Elle explique également que "le confinement a exacerbé les dysfonctionnements déjà présents" et que les salariés les plus en difficultés sont sans doute les managers, surtout que le télétravail a "déshumanisé" les relations avec un "manque de contact". "En visio, on ne se dit pas les choses" ajoute la spécialiste du travail.
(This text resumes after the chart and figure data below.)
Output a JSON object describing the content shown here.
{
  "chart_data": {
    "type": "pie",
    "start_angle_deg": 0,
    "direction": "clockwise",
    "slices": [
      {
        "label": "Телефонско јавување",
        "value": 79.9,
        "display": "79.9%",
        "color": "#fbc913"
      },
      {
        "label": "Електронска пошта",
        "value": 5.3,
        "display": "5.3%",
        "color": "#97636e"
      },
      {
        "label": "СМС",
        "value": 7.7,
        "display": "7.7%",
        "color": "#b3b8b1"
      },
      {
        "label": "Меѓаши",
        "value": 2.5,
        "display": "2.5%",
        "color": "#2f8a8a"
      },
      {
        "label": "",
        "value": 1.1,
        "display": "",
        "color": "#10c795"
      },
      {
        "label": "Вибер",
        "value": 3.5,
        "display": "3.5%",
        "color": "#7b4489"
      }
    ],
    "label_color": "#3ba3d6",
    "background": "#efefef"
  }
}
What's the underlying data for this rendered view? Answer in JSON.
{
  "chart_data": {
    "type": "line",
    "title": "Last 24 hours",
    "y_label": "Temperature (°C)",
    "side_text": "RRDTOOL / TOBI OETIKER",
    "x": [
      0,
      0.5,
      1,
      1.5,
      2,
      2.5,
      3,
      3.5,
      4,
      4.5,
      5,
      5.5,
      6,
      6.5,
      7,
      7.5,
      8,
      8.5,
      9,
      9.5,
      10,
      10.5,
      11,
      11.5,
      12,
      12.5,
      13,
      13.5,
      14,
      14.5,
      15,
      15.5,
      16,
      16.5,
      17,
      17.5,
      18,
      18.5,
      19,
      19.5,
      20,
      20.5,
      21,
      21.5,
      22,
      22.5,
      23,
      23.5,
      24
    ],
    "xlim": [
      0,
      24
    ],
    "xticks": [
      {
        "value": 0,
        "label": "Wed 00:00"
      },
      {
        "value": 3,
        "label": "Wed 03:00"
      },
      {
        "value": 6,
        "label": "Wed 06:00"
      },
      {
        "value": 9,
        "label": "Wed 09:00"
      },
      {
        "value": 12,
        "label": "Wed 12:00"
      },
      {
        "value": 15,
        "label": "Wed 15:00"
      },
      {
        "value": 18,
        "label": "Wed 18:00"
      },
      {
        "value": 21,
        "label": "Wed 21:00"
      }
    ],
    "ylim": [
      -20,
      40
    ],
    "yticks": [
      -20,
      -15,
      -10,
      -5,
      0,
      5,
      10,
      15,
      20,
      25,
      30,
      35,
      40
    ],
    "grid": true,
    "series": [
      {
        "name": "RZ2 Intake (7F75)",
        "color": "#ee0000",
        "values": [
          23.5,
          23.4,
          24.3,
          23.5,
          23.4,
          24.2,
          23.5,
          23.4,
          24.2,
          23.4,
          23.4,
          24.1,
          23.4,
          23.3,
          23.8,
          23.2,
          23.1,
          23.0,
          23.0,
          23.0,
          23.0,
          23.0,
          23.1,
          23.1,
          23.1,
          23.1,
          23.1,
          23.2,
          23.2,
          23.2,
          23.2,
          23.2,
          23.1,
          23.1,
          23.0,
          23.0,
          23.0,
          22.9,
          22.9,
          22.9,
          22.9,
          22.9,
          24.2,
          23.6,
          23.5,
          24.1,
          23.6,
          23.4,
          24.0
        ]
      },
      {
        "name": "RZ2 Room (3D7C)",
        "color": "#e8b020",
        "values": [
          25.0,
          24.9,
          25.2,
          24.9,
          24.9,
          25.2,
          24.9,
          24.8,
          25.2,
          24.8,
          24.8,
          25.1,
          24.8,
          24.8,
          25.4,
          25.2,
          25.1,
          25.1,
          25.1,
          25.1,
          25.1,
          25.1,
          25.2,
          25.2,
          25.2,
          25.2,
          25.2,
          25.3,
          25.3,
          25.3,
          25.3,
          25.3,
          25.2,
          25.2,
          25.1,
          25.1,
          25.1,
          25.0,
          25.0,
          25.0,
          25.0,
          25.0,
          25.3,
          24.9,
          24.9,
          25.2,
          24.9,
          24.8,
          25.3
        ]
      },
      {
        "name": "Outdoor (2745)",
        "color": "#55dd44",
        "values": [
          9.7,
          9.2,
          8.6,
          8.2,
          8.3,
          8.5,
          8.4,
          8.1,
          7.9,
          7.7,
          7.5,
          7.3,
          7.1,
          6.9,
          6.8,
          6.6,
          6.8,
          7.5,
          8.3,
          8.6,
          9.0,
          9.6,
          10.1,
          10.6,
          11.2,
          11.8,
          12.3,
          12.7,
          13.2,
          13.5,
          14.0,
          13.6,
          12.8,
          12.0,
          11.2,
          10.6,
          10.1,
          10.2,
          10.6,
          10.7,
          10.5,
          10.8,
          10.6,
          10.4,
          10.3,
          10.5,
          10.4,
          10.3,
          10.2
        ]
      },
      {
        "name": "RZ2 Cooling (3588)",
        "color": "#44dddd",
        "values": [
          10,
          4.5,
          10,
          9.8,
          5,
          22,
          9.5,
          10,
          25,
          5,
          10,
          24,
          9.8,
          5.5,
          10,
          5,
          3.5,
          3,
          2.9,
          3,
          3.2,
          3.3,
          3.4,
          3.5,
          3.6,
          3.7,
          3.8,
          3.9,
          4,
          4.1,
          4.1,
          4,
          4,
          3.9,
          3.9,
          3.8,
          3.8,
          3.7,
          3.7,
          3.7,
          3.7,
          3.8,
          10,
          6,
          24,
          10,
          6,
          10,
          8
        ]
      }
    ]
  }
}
Sans parler "des réunions en visio éprouvantes, peu efficaces et trop longues".
Le baromètre Opinion Way relève la même tendance : « Les managers sont les plus en difficultés car 'empêchés' de pouvoir bien 'manager' ». Et d'ajouter que « La pérennisation du télétravail devra passer par des évolutions managériales, des changements d’organisation du travail et notamment la réduction de la taille des équipes, pour un manager sur deux. »
Des accords en vue et le retour des pots au travail
Même si l'avocate signale une augmentation conséquente des saisines de cadres au conseil de prud'hommes de Rennes, elle se veut positive et précise qu'elle constate de nombreuses discussions au sein des entreprises pour fixer un minimum de jour de télétravail possible : "dans la majorité des négociations déjà en cours, voire même dans toutes, on arrive à trouver des accords sur les mesures à mettre en place, car il y a des lignes qui sont données par le ministre du travail et après, on adapte, on fait du sur-mesure dans l'entreprise pour l'intérêt de tous".
Et de finir par nous rappeler que l'assouplissement du protocole sanitaire va permettre de nouveau les pots entre collègues au bureau, à condition de respecter les gestes barrières bien sûr, et de préférence en extérieur. Une bonne nouvelle selon l'avocate, car "ça peut paraître léger, mais c'est important car ça fait partie de la cohésion d'équipe et permet de se dire qu'il y a encore une vie d'entreprise avec des moments de convivialité."